Oman has previously voted in favor of UNGA resolutions expressing outrage at the use of cluster munitions in Syria.[6]

Oman is a State Party to the Mine Ban Treaty. It is not party to the Convention on Conventional Weapons.

 

Use, production, transfer, and stockpiling

Oman is not known to have used, produced, or exported cluster munitions.

Oman imported and possesses a stockpile of cluster munitions. In 2002, the United States (US) announced the sale of 50 CBU-97/105 Sensor Fuzed Weapons to Oman.[7] Jane’s Information Group reports that Oman possesses BL755 and Rockeye cluster bombs.[8] It also has 122mm Grad-type and Hyrda-70 rocket launchers, but it is not known if the last two include ammunition stockpiles that include cluster munitions.

 



[1] In September 2013, a government official informed the Cluster Munition Coalition (CMC) that Oman participates as an observer in the convention’s meetings to learn more about the convention and observe its development.
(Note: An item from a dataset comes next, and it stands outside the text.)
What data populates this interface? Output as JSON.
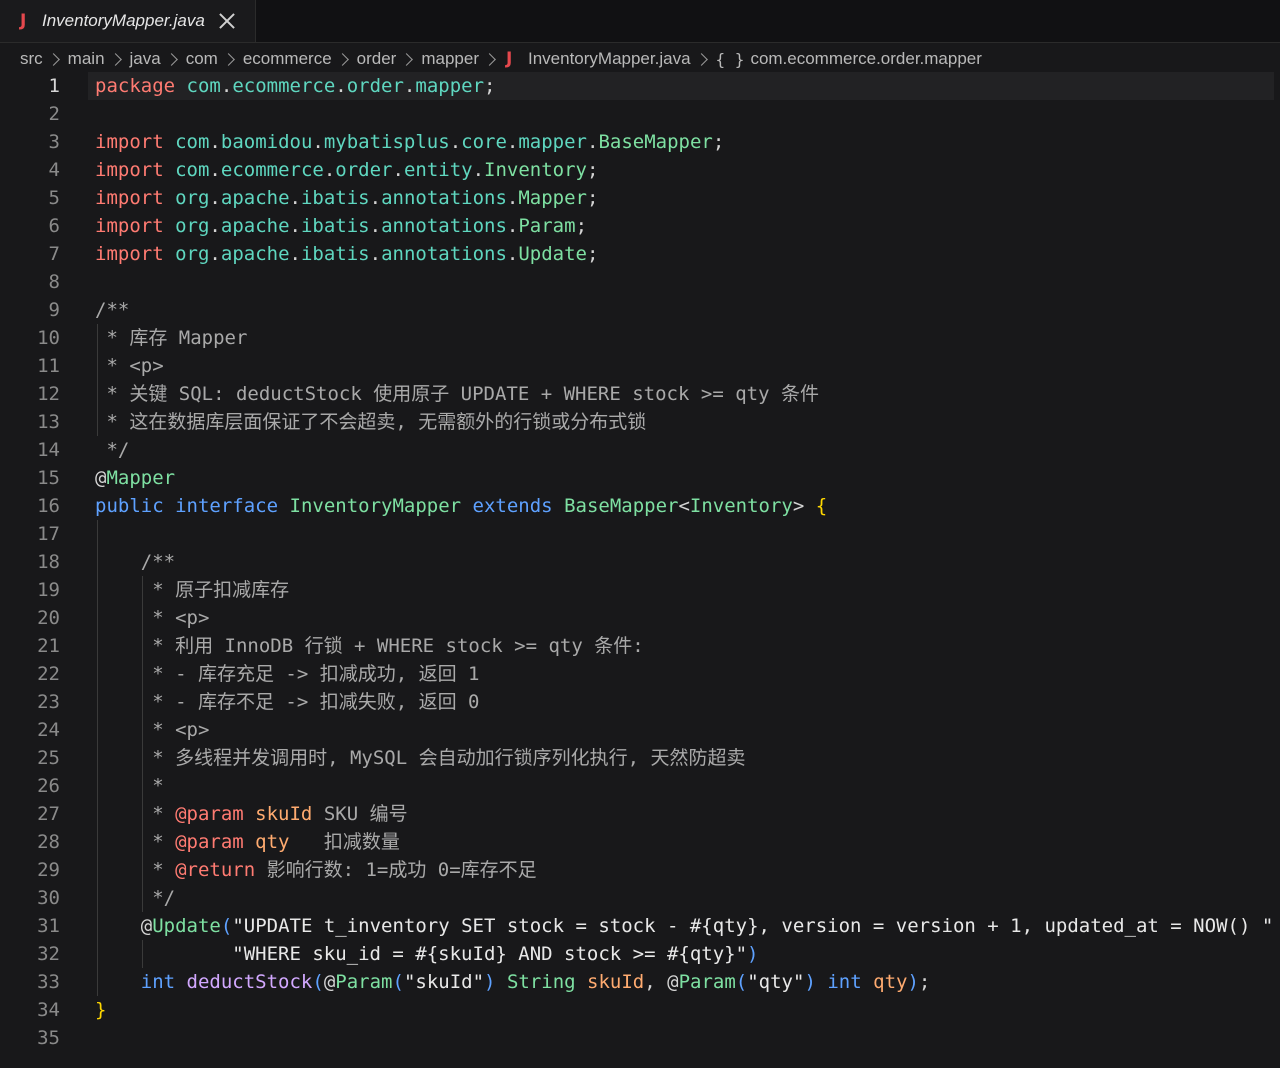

Interview with Khaled Hardan, Director of Disarmament, Ministry Foreign Affairs, in Lusaka, Zambia, 11 September 2013.

[2] ICBL-CMC meeting with Hamood Al-Towayce, Alternate Permanent Representative of Oman to the UN in New York, New York, October 2016.

[3] For more details on Oman’s cluster munition policy and practice up to early 2009, see Human Rights Watch and Landmine Action, Banning Cluster Munitions: Government Practice and Policy (Ottawa: Mines Action Canada, May 2009), pp. 224–225.

[4] Oman participated in the convention’s Meetings of States Parties in 2011, 2013, and 2016, as well as the First Review Conference in 2015.

[5]Implementation of the Convention on Cluster Munitions,” UNGA Resolution 72/54, 4 December 2017.

[6]Situation of human rights in the Syrian Arab Republic,” UNGA Resolution 72/191, 19 December 2017. Oman voted in favor of similar resolutions in 2013–2016, but abstained in 2017.

[7] US Defense Security Cooperation Agency, “News Release: Oman-F-16 Aircraft Munitions,” Transmittal No. 02-16, 10 April 2002.

[8] Robert Hewson, ed., Jane’s Air-Launched Weapons, Issue 44 (Surrey, UK: Jane’s Information Group Limited, 2004), p. 843; and Colin King, ed., Jane’s Explosive Ordnance Disposal, CD-edition, 10 January 2008 (Surrey, UK: Jane’s Information Group Limited, 2008).